Cactussen tornen surrealistisch uit boven de soms zanderige- en dan weer beboste heuvellandschappen. De prachtige
azuurblauwe en turkooizen zee trekt niet alleen onderwater liefhebbers maar ook surfers. Het Wereldkampioenschap Freestyle
windsurfen 2002 werd gestreden op de ondiepe Sorobon baai bij Jibe City met als winnaar de eigen Bonaireaanse held Tonky
Frans. Een stukje verderop is Lac Bay, de plaats waar de Bonaireanen elkaar zondagsmiddags treffen voor gezelligheid met
barbecue en onvervalste Mariachi van Calixto. In de nabij gelegen oerwoudachtige mangrovebossen kun je volop kajakken en
vogels en zeeschildpadden bekijken. In dit zeldzaam mooie kleurenparadijs hebben 170 soorten exotische vogels als parkieten,
papagaaien (de Lora “Amazonia Barbarendis Rothchildi” of Green Parrot) en de gele en rode trupial een veilig heenkomen
gevonden en kun je leguanen en hagedissen in allerlei formaten en kleuren aantreffen. Bouchi Frans, de toezichthouder van
natuurpark Fontein, weet als geen ander hoeveel papagaaien er op het eiland zijn. 's Ochtend om 6 uur wordt Fontein de
kirrende eetplaats voor de papagaaien en drinkplaats voor wilde geiten. Bonaire is een van de weinige gebieden waar wilde
ezels en wilde geiten vrij rondlopen. Dat zegt iets over de levenstijl op Bonaire; vrijheid boven alles. Later op de dag
kun je de sprookjesachtige waterbron in de grot bewonderen of rotsinscripties bekijken van de eerste bewoners van het
eiland, de Caiquetio Arawak Indianen. Bij de grotten van Boca Onima zijn meer dan 500 jaar oude rotstekeningen te zien.
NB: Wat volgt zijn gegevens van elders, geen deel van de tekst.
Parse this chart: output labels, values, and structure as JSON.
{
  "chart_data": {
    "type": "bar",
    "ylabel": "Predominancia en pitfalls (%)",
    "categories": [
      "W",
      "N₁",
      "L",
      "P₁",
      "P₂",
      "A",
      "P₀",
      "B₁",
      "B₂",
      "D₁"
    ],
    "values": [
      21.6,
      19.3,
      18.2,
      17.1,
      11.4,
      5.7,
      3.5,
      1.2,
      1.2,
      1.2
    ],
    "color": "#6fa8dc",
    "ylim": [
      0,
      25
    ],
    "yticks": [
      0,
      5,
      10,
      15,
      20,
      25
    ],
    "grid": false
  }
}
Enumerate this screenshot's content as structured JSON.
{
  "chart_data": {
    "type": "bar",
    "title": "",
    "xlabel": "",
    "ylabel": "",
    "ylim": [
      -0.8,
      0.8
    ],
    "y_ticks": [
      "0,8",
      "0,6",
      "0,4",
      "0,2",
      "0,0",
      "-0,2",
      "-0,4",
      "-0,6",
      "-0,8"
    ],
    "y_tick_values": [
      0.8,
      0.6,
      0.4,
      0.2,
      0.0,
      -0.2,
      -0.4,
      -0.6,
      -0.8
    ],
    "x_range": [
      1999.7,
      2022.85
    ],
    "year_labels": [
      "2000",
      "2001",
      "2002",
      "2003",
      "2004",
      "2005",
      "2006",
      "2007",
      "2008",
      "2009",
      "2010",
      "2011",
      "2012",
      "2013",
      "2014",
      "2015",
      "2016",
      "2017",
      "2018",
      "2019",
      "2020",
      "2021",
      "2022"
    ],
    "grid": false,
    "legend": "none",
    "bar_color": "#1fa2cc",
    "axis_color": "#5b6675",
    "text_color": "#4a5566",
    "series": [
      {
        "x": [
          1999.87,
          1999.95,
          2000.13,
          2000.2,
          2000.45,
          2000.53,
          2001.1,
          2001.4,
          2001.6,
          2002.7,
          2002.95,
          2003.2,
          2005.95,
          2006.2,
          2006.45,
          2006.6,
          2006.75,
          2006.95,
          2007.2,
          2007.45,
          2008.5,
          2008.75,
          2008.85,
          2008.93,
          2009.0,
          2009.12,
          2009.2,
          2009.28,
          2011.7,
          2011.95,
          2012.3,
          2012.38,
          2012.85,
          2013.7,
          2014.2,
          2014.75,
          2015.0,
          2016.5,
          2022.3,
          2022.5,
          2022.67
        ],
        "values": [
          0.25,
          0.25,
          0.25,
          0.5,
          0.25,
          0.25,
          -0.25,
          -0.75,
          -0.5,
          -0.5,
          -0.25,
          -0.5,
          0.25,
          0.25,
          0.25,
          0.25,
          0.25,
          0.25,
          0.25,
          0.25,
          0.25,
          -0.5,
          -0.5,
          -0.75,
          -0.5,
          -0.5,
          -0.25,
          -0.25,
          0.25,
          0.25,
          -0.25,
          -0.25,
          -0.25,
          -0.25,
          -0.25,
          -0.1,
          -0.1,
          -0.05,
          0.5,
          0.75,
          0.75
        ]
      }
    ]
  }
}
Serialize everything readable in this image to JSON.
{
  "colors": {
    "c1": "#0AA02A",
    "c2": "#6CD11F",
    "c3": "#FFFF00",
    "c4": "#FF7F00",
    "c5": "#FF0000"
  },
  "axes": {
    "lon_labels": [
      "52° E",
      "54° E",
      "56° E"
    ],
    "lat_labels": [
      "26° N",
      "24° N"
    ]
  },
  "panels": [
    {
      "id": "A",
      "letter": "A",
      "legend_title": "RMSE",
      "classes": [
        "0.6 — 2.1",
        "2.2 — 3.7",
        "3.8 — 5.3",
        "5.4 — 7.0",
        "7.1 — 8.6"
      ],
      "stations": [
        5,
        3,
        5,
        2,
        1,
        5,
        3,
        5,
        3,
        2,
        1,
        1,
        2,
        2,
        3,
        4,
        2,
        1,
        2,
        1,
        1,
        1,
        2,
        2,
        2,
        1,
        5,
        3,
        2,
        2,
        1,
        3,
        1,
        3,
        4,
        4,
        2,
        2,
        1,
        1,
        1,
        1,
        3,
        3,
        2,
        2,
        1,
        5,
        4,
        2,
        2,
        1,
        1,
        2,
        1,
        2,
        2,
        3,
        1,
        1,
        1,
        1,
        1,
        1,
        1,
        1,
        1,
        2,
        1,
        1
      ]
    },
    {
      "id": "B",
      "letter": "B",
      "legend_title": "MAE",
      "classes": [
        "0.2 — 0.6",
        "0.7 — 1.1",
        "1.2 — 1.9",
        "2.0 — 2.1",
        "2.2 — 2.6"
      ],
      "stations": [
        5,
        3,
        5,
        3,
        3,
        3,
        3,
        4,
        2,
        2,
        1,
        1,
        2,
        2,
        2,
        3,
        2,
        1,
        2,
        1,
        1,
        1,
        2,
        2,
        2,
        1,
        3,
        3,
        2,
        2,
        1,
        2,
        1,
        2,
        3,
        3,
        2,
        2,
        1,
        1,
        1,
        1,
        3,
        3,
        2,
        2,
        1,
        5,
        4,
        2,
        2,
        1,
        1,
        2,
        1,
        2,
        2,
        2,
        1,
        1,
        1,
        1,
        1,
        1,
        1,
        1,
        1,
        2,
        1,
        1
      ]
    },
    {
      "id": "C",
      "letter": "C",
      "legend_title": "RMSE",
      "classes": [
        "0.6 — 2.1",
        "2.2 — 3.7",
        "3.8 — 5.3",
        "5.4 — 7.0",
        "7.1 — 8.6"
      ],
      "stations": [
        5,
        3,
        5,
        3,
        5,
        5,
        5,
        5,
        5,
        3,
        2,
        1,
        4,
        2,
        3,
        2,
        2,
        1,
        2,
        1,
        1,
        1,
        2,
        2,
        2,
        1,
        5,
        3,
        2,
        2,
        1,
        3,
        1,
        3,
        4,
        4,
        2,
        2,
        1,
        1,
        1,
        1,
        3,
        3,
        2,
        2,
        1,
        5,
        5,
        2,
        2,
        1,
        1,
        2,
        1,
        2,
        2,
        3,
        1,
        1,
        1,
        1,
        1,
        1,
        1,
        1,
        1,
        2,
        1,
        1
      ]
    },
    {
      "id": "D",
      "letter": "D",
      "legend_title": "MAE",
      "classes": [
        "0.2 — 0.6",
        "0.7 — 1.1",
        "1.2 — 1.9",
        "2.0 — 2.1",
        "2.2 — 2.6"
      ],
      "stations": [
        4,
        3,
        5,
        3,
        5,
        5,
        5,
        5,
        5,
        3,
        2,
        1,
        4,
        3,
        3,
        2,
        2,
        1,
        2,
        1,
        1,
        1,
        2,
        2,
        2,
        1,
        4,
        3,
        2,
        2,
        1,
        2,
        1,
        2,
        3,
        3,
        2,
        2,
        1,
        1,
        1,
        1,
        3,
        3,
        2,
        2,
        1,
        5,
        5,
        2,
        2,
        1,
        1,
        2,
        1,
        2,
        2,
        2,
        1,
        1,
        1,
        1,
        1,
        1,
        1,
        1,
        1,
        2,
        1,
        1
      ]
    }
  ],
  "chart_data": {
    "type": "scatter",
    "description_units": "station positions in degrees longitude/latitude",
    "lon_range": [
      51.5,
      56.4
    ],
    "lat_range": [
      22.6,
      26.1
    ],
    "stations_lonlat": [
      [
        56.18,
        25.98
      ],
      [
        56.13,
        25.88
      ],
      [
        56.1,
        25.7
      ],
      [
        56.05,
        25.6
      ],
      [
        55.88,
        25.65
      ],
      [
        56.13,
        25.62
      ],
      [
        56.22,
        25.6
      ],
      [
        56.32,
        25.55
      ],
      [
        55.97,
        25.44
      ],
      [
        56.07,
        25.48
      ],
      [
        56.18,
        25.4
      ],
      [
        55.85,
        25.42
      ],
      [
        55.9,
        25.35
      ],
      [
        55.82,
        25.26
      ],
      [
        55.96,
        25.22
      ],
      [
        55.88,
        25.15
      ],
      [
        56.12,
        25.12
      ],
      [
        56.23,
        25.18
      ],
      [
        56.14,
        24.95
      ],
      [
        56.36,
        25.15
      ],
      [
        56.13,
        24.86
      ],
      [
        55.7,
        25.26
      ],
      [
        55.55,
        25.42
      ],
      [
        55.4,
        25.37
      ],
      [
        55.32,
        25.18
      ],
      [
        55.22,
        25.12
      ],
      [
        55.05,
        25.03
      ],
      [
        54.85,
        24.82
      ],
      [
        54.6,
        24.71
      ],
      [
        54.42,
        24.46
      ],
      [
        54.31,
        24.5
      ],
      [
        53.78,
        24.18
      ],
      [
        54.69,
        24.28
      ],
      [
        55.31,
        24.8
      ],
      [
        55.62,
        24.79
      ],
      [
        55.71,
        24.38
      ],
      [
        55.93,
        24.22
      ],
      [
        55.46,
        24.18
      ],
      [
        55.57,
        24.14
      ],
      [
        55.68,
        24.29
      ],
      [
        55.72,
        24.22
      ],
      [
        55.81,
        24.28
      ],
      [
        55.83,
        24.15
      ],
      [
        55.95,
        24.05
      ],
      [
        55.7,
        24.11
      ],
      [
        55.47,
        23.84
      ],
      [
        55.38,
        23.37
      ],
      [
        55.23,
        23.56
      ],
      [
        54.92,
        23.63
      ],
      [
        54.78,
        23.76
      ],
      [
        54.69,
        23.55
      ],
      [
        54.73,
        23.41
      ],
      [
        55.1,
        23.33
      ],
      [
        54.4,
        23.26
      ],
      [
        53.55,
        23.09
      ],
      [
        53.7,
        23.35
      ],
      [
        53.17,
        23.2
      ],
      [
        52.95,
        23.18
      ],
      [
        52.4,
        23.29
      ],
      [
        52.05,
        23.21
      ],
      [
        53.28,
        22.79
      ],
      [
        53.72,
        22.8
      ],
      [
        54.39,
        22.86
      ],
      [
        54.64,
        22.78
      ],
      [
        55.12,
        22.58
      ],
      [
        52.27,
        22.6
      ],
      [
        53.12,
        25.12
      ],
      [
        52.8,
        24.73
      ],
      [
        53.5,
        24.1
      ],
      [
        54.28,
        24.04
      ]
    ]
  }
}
De betekenis van deze tekeningen lijken verwant aan die van indianen langs de Orinoco rivier (Venezuela). Vermoedelijk
heeft het te maken met initiatieriten van jonge mannen Het Gotomeer nabij het 13.500 hectare grote Washington Slagbaai
nationaal natuurpark straalt een adembenemende rust uit. Het is een broed- en verblijfplaats voor duizenden Flamingo's.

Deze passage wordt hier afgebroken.